The combat feels smooth and it is technically It is possible to defeat every enemy you encounter using careful dodging and ranged attacks. In practice, the real enemy is time. Taking out an enemy’s defenses isn’t always the best option when you only have about six hours until sunrise. If it’s taking you too long to get to a faraway boss hideout, you’ll often have to return home before sunset or camp next to a cliff for a few hours.

One thing to note about the early game is that it relies very little on scripted storytelling outside of the interface text. You are placed in the world and have to understand the systems with almost no tutorials. Death is your main teacher. If you enjoyed that elden ring, then that’s probably not a problem. I find that the most interesting stories are the situations I stumbled upon by accident. Once I was badly injured by a carnivorous plant. Finally, to avoid the sunlight while my health was failing, I built my first home base next to a deadly Treant. Having mostly watched it bash wild animals, I had no idea it was one of the early game’s strongest enemies. Another time, during my third showdown with a bandit who had killed me twice before, I was ambushed by a vampire hunter. And I can’t forget the time I was able to harvest 800 pieces of wood at once because I accidentally ran into a necromancer that gas-bombed the entire forest (don’t ask) while trying to kill me. V risingThe world of is filled with opportunity and danger that can kill you in wonderfully unpredictable ways, or bring you luck when you least expect it.
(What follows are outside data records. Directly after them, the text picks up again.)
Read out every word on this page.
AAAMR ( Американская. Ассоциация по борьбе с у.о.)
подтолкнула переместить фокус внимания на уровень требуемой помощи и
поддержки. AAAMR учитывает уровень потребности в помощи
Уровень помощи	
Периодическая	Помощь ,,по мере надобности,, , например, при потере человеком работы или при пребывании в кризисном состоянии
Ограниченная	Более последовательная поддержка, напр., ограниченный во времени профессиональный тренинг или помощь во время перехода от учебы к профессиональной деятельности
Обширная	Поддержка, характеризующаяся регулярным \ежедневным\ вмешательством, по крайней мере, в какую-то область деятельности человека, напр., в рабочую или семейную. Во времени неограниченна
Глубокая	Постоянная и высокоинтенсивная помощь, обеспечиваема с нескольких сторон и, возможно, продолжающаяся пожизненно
Despite the inconvenience V rising manages to deal fairly with his challenges. You either learn to play conservatively or you die very quickly. And no matter how good you are at its combat system, your victories mean nothing if you can’t safely return everything you’ve gathered to base. And that’s a fascinating formula caught the attention of a million players. V rising does not offer players a world where we are gods. It gives us a hatchet and tells us to get to work.